Mother went to school the next day and learned the horrible truth about me. I was astonished to learn afterward that the relief of having my shameful secret out in the open actually reduced my burden. True, I had to make up all the work I had been avoiding because the reading had become too difficult. Play time was much reduced, and I had to learn all over again how to go to sleep without worrying, but things were never again as bad.

In the following years we tried magnifying glasses for my good right eye, and the summer after fourth grade I had to be tutored in an effort to learn to read with high magnification. In September of fifth grade my new teacher called on me to read a paragraph in the geography book during the class lesson. I read like a second grader, and I was mortified. The teacher never called on me again. By sixth grade I was hardly using the glasses at all. I was quick to learn as long as I didn't have to struggle to make sense of the print, and it was easier on everyone for the teacher to assign a rapid reader to work with me on in-class reading projects. 

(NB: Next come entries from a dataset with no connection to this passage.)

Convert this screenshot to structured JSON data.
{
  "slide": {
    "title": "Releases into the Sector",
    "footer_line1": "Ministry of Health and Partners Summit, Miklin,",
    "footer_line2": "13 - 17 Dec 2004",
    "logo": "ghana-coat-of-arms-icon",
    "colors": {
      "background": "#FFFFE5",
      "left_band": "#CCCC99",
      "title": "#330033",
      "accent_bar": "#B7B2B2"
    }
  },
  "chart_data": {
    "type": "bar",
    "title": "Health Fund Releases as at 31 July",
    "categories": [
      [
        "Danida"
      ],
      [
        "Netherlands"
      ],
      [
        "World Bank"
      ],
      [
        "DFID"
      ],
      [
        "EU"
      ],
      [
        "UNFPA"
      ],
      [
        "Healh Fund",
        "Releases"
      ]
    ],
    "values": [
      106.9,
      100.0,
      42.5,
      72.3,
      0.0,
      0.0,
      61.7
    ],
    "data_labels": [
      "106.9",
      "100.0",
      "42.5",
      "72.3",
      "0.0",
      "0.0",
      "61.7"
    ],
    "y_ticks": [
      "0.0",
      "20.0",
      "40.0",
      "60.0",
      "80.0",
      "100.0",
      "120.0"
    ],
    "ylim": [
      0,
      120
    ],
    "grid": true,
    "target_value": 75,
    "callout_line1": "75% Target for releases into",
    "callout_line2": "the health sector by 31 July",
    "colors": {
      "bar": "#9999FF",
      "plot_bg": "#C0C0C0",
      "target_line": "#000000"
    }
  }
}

Finally, at the close of seventh grade, my parents faced the painful truth: if I were to have any hope of literacy, I would have to learn Braille. Print was no longer an option. I mastered the Braille code in a summer of weekly lessons taught by a woman who used Braille herself, though she admitted that she was not a good Braille reader. She assured me that her husband could read Braille rapidly, but I never heard him or anyone else use the code efficiently. People told me it was important to use my Braille and that practice would increase my speed. But by that point in my education, I had already worked out alternative ways of getting my reading and writing done. I was no longer eager to crawl down a page of text as we had done in early elementary school. I practiced writing Braille with my slate and stylus because I knew that in college I would need a good way of taking notes in lectures, but I never made time to learn to read Braille properly.

Now that I am a member of the National Federation of the Blind, I know hundreds of people who read Braille easily and well. Some of them could not see print when they were beginning school, so Braille was the only option for them. But many more could make out print when they were learning to read, even though as adults they cannot see it. They were lucky enough to be taught Braille along with print, and they simply and naturally learned to decide which method would be most useful for each reading task. As a result they now read Braille at several hundred words a minute.

I have never regretted learning to read print. Everyone should know the shapes of print letters. But I will always bitterly regret that I was not taught Braille as a small child. Today I am struggling to gain the speed and accuracy in reading Braille that I should have had by the time I was ten. I have now been working at it for six years, and my reading speed has tripled, but I must face the fact that I will probably never read as well as a bright ten-year-old. Setting aside the fact that the adult brain does not master new skills as rapidly as does a child's, I cannot bring myself to practice reading aloud to my long-suffering family. The time for taking advantage of such an opportunity is childhood, and I cannot inflict my stumbling reading on my husband.

If my mother could speak to you who are facing the dilemma of whether or not to demand that your children learn Braille, she would urge you to decide in favor of Braille. No matter how clearly a youngster can see print at the moment, if the vision is fragile or problematic in any way, Braille will often become invaluable in the future, even if print, too, continues to be useful. I urge you to keep your child's options open and your expectations high. All young things need space to stretch and grow within their innate abilities. Please insist that your child be given a chance.